Его попросили выйти на минуту, чтобы обсудить существо его речи и принять решение по всей форме. Он вышел, и когда начали высказываться, поэт выскочил с возражениями, чтобы во второй раз противиться. Но Ранкюн снова разбил их и еще бы лучше отделал его, если бы не глянул на свое новое платье, купленное на занятые у него деньги. Наконец он заключил, что того надо принять для развлечения труппы. Раготена позвали, и когда тот вошел, Дестен произнес приговор в его пользу. Совершили обычные церемонии: вписали его в список, он дал клятву верности, ему дали имя,[367]367
«...ему дали имя...» Между комедиантами существовал обычай носить тайные имена, известные только людям их профессии; нередко также у них был и свой профессиональный язык.
[Закрыть] по которому его могли бы узнавать комедианты, и он ужинал в этот вечер вместе со всей труппой.

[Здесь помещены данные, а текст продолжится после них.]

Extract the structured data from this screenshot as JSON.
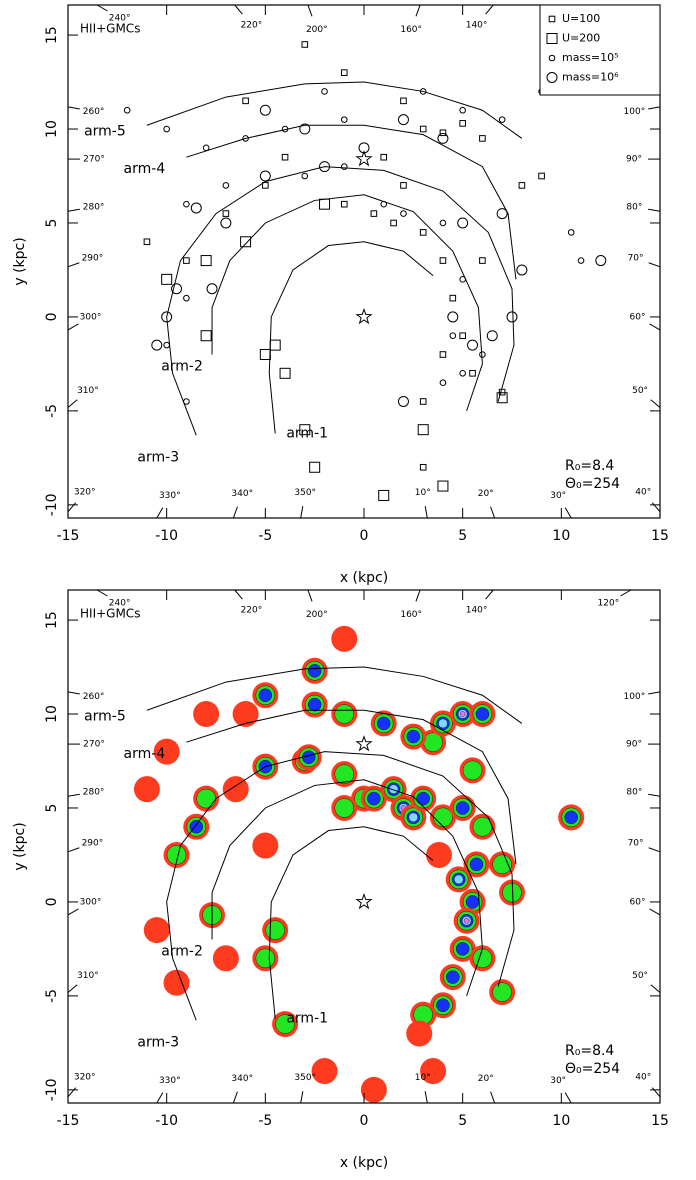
{
  "chart_data": [
    {
      "type": "scatter",
      "title": "HII+GMCs",
      "x_label": "x (kpc)",
      "y_label": "y (kpc)",
      "annotations": [
        "R₀=8.4",
        "Θ₀=254"
      ],
      "xlim": [
        -15,
        15
      ],
      "ylim": [
        -10.7,
        16.6
      ],
      "xticks": [
        -15,
        -10,
        -5,
        0,
        5,
        10,
        15
      ],
      "yticks": [
        -10,
        -5,
        0,
        5,
        10,
        15
      ],
      "stars": {
        "x": [
          0,
          0
        ],
        "y": [
          0,
          8.4
        ]
      },
      "longitudes": [
        {
          "value": 240,
          "label": "240°"
        },
        {
          "value": 220,
          "label": "220°"
        },
        {
          "value": 200,
          "label": "200°"
        },
        {
          "value": 160,
          "label": "160°"
        },
        {
          "value": 140,
          "label": "140°"
        },
        {
          "value": 120,
          "label": "120°"
        },
        {
          "value": 100,
          "label": "100°"
        },
        {
          "value": 90,
          "label": "90°"
        },
        {
          "value": 80,
          "label": "80°"
        },
        {
          "value": 70,
          "label": "70°"
        },
        {
          "value": 60,
          "label": "60°"
        },
        {
          "value": 50,
          "label": "50°"
        },
        {
          "value": 40,
          "label": "40°"
        },
        {
          "value": 30,
          "label": "30°"
        },
        {
          "value": 20,
          "label": "20°"
        },
        {
          "value": 10,
          "label": "10°"
        },
        {
          "value": 350,
          "label": "350°"
        },
        {
          "value": 340,
          "label": "340°"
        },
        {
          "value": 330,
          "label": "330°"
        },
        {
          "value": 320,
          "label": "320°"
        },
        {
          "value": 310,
          "label": "310°"
        },
        {
          "value": 300,
          "label": "300°"
        },
        {
          "value": 290,
          "label": "290°"
        },
        {
          "value": 280,
          "label": "280°"
        },
        {
          "value": 270,
          "label": "270°"
        },
        {
          "value": 260,
          "label": "260°"
        }
      ],
      "arms": [
        {
          "name": "arm-1",
          "x": [
            -4.5,
            -4.8,
            -4.7,
            -3.6,
            -1.8,
            0,
            2,
            3.5
          ],
          "y": [
            -6.2,
            -3,
            0,
            2.5,
            3.8,
            4,
            3.5,
            2.2
          ]
        },
        {
          "name": "arm-2",
          "x": [
            -7.7,
            -7.7,
            -6.8,
            -5,
            -2.5,
            0,
            2.5,
            4.5,
            5.8,
            6,
            5.2
          ],
          "y": [
            -2,
            0.5,
            3,
            5,
            6.2,
            6.5,
            5.6,
            3.5,
            0.5,
            -2.5,
            -5
          ]
        },
        {
          "name": "arm-3",
          "x": [
            -8.5,
            -9.7,
            -10,
            -9.3,
            -7.5,
            -5,
            -2,
            1,
            4,
            6.3,
            7.5,
            7.6,
            6.8
          ],
          "y": [
            -6.3,
            -3,
            0,
            3,
            5.5,
            7.2,
            8,
            7.8,
            6.7,
            4.5,
            1.5,
            -1.5,
            -4.5
          ]
        },
        {
          "name": "arm-4",
          "x": [
            -9,
            -6,
            -3,
            0,
            3,
            6,
            7.3,
            7.7
          ],
          "y": [
            8.5,
            9.5,
            10.2,
            10.2,
            9.7,
            8,
            5.5,
            2
          ]
        },
        {
          "name": "arm-5",
          "x": [
            -11,
            -7,
            -3,
            0,
            3,
            6,
            8
          ],
          "y": [
            10.2,
            11.7,
            12.4,
            12.5,
            12,
            11,
            9.5
          ]
        }
      ],
      "series": [
        {
          "name": "U=100",
          "marker": "square",
          "marker_size": "small",
          "x": [
            -3,
            -1,
            2,
            3,
            4,
            5,
            6,
            -6,
            1,
            2,
            -1,
            0.5,
            1.5,
            3,
            4,
            4.5,
            5,
            4,
            5.5,
            3,
            -5,
            -7,
            -9,
            -11,
            8,
            9,
            -4,
            6,
            7,
            3
          ],
          "y": [
            14.5,
            13,
            11.5,
            10,
            9.8,
            10.3,
            9.5,
            11.5,
            8.5,
            7,
            6,
            5.5,
            5,
            4.5,
            3,
            1,
            -1,
            -2,
            -3,
            -4.5,
            7,
            5.5,
            3,
            4,
            7,
            7.5,
            8.5,
            3,
            -4,
            -8
          ]
        },
        {
          "name": "U=200",
          "marker": "square",
          "marker_size": "large",
          "x": [
            -8,
            -5,
            -4,
            -3,
            -2.5,
            3,
            7,
            1,
            -6,
            -8,
            -2,
            4,
            -10,
            -4.5
          ],
          "y": [
            -1,
            -2,
            -3,
            -6,
            -8,
            -6,
            -4.3,
            -9.5,
            4,
            3,
            6,
            -9,
            2,
            -1.5
          ]
        },
        {
          "name": "mass=10⁵",
          "marker": "circle",
          "marker_size": "small",
          "x": [
            -12,
            -10,
            -8,
            -6,
            -4,
            -2,
            -1,
            3,
            5,
            7,
            9,
            -9,
            -7,
            -3,
            -1,
            1,
            2,
            4,
            5,
            4.5,
            5,
            -10,
            -9,
            10.5,
            11,
            -9,
            4,
            6
          ],
          "y": [
            11,
            10,
            9,
            9.5,
            10,
            12,
            10.5,
            12,
            11,
            10.5,
            12,
            6,
            7,
            7.5,
            8,
            6,
            5.5,
            5,
            2,
            -1,
            -3,
            -1.5,
            -4.5,
            4.5,
            3,
            1,
            -3.5,
            -2
          ]
        },
        {
          "name": "mass=10⁶",
          "marker": "circle",
          "marker_size": "large",
          "x": [
            -10.5,
            -10,
            -8.5,
            -7,
            -5,
            -2,
            -3,
            -5,
            0,
            2,
            4,
            5,
            7,
            4.5,
            5.5,
            2,
            6.5,
            12,
            7.5,
            -9.5,
            8,
            -7.7
          ],
          "y": [
            -1.5,
            0,
            5.8,
            5,
            7.5,
            8,
            10,
            11,
            9,
            10.5,
            9.5,
            5,
            5.5,
            0,
            -1.5,
            -4.5,
            -1,
            3,
            0,
            1.5,
            2.5,
            1.5
          ]
        }
      ]
    },
    {
      "type": "contour",
      "title": "HII+GMCs",
      "x_label": "x (kpc)",
      "y_label": "y (kpc)",
      "annotations": [
        "R₀=8.4",
        "Θ₀=254"
      ],
      "xlim": [
        -15,
        15
      ],
      "ylim": [
        -10.7,
        16.6
      ],
      "xticks": [
        -15,
        -10,
        -5,
        0,
        5,
        10,
        15
      ],
      "yticks": [
        -10,
        -5,
        0,
        5,
        10,
        15
      ],
      "stars": {
        "x": [
          0,
          0
        ],
        "y": [
          0,
          8.4
        ]
      },
      "longitudes": [
        {
          "value": 240,
          "label": "240°"
        },
        {
          "value": 220,
          "label": "220°"
        },
        {
          "value": 200,
          "label": "200°"
        },
        {
          "value": 160,
          "label": "160°"
        },
        {
          "value": 140,
          "label": "140°"
        },
        {
          "value": 120,
          "label": "120°"
        },
        {
          "value": 100,
          "label": "100°"
        },
        {
          "value": 90,
          "label": "90°"
        },
        {
          "value": 80,
          "label": "80°"
        },
        {
          "value": 70,
          "label": "70°"
        },
        {
          "value": 60,
          "label": "60°"
        },
        {
          "value": 50,
          "label": "50°"
        },
        {
          "value": 40,
          "label": "40°"
        },
        {
          "value": 30,
          "label": "30°"
        },
        {
          "value": 20,
          "label": "20°"
        },
        {
          "value": 10,
          "label": "10°"
        },
        {
          "value": 350,
          "label": "350°"
        },
        {
          "value": 340,
          "label": "340°"
        },
        {
          "value": 330,
          "label": "330°"
        },
        {
          "value": 320,
          "label": "320°"
        },
        {
          "value": 310,
          "label": "310°"
        },
        {
          "value": 300,
          "label": "300°"
        },
        {
          "value": 290,
          "label": "290°"
        },
        {
          "value": 280,
          "label": "280°"
        },
        {
          "value": 270,
          "label": "270°"
        },
        {
          "value": 260,
          "label": "260°"
        }
      ],
      "arms": [
        {
          "name": "arm-1",
          "x": [
            -4.5,
            -4.8,
            -4.7,
            -3.6,
            -1.8,
            0,
            2,
            3.5
          ],
          "y": [
            -6.2,
            -3,
            0,
            2.5,
            3.8,
            4,
            3.5,
            2.2
          ]
        },
        {
          "name": "arm-2",
          "x": [
            -7.7,
            -7.7,
            -6.8,
            -5,
            -2.5,
            0,
            2.5,
            4.5,
            5.8,
            6,
            5.2
          ],
          "y": [
            -2,
            0.5,
            3,
            5,
            6.2,
            6.5,
            5.6,
            3.5,
            0.5,
            -2.5,
            -5
          ]
        },
        {
          "name": "arm-3",
          "x": [
            -8.5,
            -9.7,
            -10,
            -9.3,
            -7.5,
            -5,
            -2,
            1,
            4,
            6.3,
            7.5,
            7.6,
            6.8
          ],
          "y": [
            -6.3,
            -3,
            0,
            3,
            5.5,
            7.2,
            8,
            7.8,
            6.7,
            4.5,
            1.5,
            -1.5,
            -4.5
          ]
        },
        {
          "name": "arm-4",
          "x": [
            -9,
            -6,
            -3,
            0,
            3,
            6,
            7.3,
            7.7
          ],
          "y": [
            8.5,
            9.5,
            10.2,
            10.2,
            9.7,
            8,
            5.5,
            2
          ]
        },
        {
          "name": "arm-5",
          "x": [
            -11,
            -7,
            -3,
            0,
            3,
            6,
            8
          ],
          "y": [
            10.2,
            11.7,
            12.4,
            12.5,
            12,
            11,
            9.5
          ]
        }
      ],
      "level_colors": [
        "#ff3b1f",
        "#22e622",
        "#1530ff",
        "#80d8ff",
        "#ff66ff"
      ],
      "blobs": {
        "x": [
          -9.5,
          -8.5,
          -8,
          -6.5,
          -5,
          -3,
          -2.8,
          -1,
          0,
          0.5,
          1.5,
          2,
          2.5,
          3,
          4,
          5,
          6,
          5.5,
          3.5,
          2.5,
          4,
          5,
          6,
          1,
          -1,
          -2.5,
          -5,
          -6,
          -2.5,
          -1,
          -8,
          -10,
          5.5,
          5.2,
          4.8,
          5,
          4.5,
          6,
          5.7,
          7,
          4,
          3,
          7.5,
          10.5,
          7,
          -4.5,
          -5,
          -7.7,
          -10.5,
          -9.5,
          -4,
          -2,
          0.5,
          3.5,
          -5,
          -11,
          2.8,
          -1,
          3.8,
          -7
        ],
        "y": [
          2.5,
          4,
          5.5,
          6,
          7.2,
          7.5,
          7.7,
          6.8,
          5.5,
          5.5,
          6,
          5,
          4.5,
          5.5,
          4.5,
          5,
          4,
          7,
          8.5,
          8.8,
          9.5,
          10,
          10,
          9.5,
          10,
          10.5,
          11,
          10,
          12.3,
          14,
          10,
          8,
          0,
          -1,
          1.2,
          -2.5,
          -4,
          -3,
          2,
          -4.8,
          -5.5,
          -6,
          0.5,
          4.5,
          2,
          -1.5,
          -3,
          -0.7,
          -1.5,
          -4.3,
          -6.5,
          -9,
          -10,
          -9,
          3,
          6,
          -7,
          5,
          2.5,
          -3
        ],
        "level": [
          2,
          3,
          2,
          1,
          3,
          2,
          3,
          2,
          2,
          3,
          4,
          5,
          4,
          3,
          2,
          3,
          2,
          2,
          2,
          3,
          4,
          5,
          3,
          3,
          2,
          3,
          3,
          1,
          3,
          1,
          1,
          1,
          3,
          5,
          4,
          3,
          3,
          2,
          3,
          2,
          3,
          2,
          2,
          3,
          2,
          2,
          2,
          2,
          1,
          1,
          2,
          1,
          1,
          1,
          1,
          1,
          1,
          2,
          1,
          1
        ]
      }
    }
  ]
}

Отъезд Леандра. Комическая труппа отправляется в Алансон. Несчастье с Раготеном
После ужина все поздравляли Раготена с честью, какую ему оказали, приняв его в труппу, от чего он так надулся, что его камзол лопнул в двух местах. Между тем Леандр нашел случай поговорить со своею дорогой Анжеликой и подтвердить ей свое намерение жениться на ней; но он (указал это с такой нежностью, что она отвечала ему только глазами, из которых пролилось несколько слез. Я не знаю, было ли это с радости от прекрасного обещания Леандра или с печали об его отъезде, но, как бы то ни было, они выказали много нежности, и Каверн не чинила им более препятствий. Уже было довольно поздно и следовало расходиться. Леандр простился со всеми и пошел спать. Назавтра он встал рано утром и отправился с арендатором своего отца, и они ехали так быстро, что после дня пути прибыли в дом его отца, который был болен и был очень доволен его приездом и, насколько позволяли ему силы, рассказал ему о страдании, какое причинил ему его отъезд, и сказал, что страшно радуется, увидев его, чтобы дать ему последнее благословение, а вместе с ним и все свое имение, несмотря на огорчение, которое сын доставил ему своим дурным поведением, но что он надеется, что тот употребит его в будущем лучше. О дальнейшем мы расскажем при его возвращении.

Прием Раготена в труппу
Комедианты и комедиантки, одевшись, собрали свои пожитки, уложили их в сундуки, свернули свой комедийный багаж и приготовили все для отъезда. Для одной из девиц не было лошади, потому что одна из нанятых не годилась, – тогда попросили Олива найти другую. В это время вошел Раготен и, услышав предложение, сказал, что в этом нет надобности, так как он может мадемуазель Этуаль или Анжелику посадить с собою на круп, и что, по его мнению, до Алансона нельзя доехать в один день, потому что от Манса туда две добрых мили; но если ехать два дня, как это необходимо бы было сделать, то его лошадь не очень устанет от двух всадников. Но Этуаль, прервав его, сказала, что не сможет удержаться на крупе, – а это сильно огорчило человечка, который несколько утешился, когда Анжелика сказала, что она согласна.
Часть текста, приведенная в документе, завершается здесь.